Mam taką tendencję, iż im więcej jest wokół zamieszania, tym bardziej staram się skupić na robieniu rzeczy. No więc ostatnio robię dużo rzeczy. Z domu. Niedoskonale. Eksperymentuję i sprawdzam gdzie mnie to zaprowadzi. Tak znalazłam się na TikToku. jeżeli nigdy Cię tam nie było, to przygotuj się mentalnie, bo to miejsce... specyficzne. Filmy z podkładem muzycznym o długości 15s lub 60s robią niezłą sieczkę z mózgu. Nie polecam tam wsiąkać na dłużej. Natomiast bardzo polecam tworzyć. Jest coś takiego, iż jak zaczynasz się wygłupiać, to wypuszczasz trochę powietrza i zaczynasz myśleć kreatywnie.

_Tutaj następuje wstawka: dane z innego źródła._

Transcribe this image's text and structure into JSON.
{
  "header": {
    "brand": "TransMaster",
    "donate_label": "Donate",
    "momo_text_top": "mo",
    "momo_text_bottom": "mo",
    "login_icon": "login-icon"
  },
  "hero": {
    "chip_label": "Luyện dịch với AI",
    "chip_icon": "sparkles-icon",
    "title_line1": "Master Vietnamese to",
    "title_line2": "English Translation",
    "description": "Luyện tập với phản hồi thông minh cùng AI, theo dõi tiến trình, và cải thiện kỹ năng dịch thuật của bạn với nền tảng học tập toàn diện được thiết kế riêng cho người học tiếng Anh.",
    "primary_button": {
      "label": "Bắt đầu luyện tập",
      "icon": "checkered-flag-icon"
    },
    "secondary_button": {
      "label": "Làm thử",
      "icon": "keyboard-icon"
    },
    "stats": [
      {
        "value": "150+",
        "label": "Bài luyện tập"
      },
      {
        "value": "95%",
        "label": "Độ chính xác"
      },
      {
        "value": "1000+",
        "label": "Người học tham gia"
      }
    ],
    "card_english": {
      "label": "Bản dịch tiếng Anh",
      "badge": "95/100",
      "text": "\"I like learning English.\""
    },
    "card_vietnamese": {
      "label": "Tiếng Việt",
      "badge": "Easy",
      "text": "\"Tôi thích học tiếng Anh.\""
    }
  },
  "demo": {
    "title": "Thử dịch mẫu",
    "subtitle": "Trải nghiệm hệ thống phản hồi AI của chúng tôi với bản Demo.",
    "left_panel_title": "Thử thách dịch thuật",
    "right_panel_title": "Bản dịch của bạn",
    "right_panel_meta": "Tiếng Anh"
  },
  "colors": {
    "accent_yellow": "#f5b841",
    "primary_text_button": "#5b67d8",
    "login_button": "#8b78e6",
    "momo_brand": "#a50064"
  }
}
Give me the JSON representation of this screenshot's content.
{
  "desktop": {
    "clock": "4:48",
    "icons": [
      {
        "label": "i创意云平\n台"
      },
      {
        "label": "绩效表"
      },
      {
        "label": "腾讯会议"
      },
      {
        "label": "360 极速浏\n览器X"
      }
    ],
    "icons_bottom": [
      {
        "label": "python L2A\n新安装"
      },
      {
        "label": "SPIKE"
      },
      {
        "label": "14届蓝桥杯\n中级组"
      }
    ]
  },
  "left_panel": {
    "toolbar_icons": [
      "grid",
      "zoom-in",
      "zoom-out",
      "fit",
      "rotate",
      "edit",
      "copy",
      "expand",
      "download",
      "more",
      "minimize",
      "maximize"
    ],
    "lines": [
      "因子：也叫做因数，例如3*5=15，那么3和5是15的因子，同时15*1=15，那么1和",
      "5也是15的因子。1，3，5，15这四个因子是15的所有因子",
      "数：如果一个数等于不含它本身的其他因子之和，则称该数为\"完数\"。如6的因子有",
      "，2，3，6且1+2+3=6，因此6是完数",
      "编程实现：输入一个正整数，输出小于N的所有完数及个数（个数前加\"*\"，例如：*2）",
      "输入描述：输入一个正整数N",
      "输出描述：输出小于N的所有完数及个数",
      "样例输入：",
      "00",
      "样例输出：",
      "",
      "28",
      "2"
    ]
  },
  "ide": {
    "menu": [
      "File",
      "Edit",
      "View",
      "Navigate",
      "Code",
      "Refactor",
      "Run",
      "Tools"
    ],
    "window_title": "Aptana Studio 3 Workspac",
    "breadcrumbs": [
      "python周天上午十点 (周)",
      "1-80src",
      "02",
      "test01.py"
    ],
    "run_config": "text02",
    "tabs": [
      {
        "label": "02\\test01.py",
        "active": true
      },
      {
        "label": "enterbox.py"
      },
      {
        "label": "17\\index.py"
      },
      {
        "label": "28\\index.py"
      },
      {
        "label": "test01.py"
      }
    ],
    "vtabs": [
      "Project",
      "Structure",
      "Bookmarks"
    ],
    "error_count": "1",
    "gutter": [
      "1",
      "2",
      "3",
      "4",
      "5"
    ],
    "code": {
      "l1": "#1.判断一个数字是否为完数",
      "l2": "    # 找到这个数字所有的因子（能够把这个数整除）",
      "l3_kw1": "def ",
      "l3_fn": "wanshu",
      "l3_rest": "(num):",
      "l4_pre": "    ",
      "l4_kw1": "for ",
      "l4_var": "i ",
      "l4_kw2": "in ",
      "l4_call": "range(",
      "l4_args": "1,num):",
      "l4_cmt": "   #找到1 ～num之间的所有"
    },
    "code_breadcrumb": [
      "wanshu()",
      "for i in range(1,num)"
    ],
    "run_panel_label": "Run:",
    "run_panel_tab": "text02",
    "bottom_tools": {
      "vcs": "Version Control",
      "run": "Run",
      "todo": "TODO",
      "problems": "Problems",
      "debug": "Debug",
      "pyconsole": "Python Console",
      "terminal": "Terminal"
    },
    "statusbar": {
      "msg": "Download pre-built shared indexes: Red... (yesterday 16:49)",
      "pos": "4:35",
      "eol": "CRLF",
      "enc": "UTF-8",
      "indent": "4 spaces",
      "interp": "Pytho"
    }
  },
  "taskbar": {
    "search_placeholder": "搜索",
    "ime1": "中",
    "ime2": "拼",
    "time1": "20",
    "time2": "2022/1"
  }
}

Nie wiem, jak Tobie przyszło spędzać wolny czas w podstawówce, ale ja oprócz kółka matematycznego i SKSu chodziłam na kółko teatralne, grałam w przedstawieniach, czasem choćby pisałam do nich scenariusze. Trochę się cieszę, iż wtedy nikt nie miał telefonów. Przez brak dowodów w mojej głowie wygląda to bardzo dobrze! Kiedy zaczęłam kręcić filmy na TikToka, poczułam się trochę tak, jakby te czasy wróciły. Początkowa niechęć była ogromna, bo jak mam robić z siebie głupka przed bandą dzieciaków? Kiedy przestałam się zastanawiać jak to wygląda, zaczęła się zabawa. Udało mi się choćby rozbawić kilka osób!
To nie znaczy, iż stanę się komikiem polskiego IT. Informatyczny stand-up rośnie w siłę i nie byłoby to takie proste! Czerpię jednak wiele euforii i inspiracji z tworzenia tych krótkich filmów oraz przeglądania tego, co tworzą moi znajomi. Patrząc na to, co się tam dzieje dochodzę do wniosku, iż idą czasy krótkiego i konkretnego przekazu. choćby rzeczy edukacyjne dostają lekkości i kolorów. To mi się akurat bardzo podoba. Kiedy organizuję wyzwania, czy tworzę materiały do kursu online, staram się maksymalnie syntezować i wprowadzać dużo luzu. Mamy wystarczająco dużo problemów na co dzień, musimy sobie dostarczać więcej radości!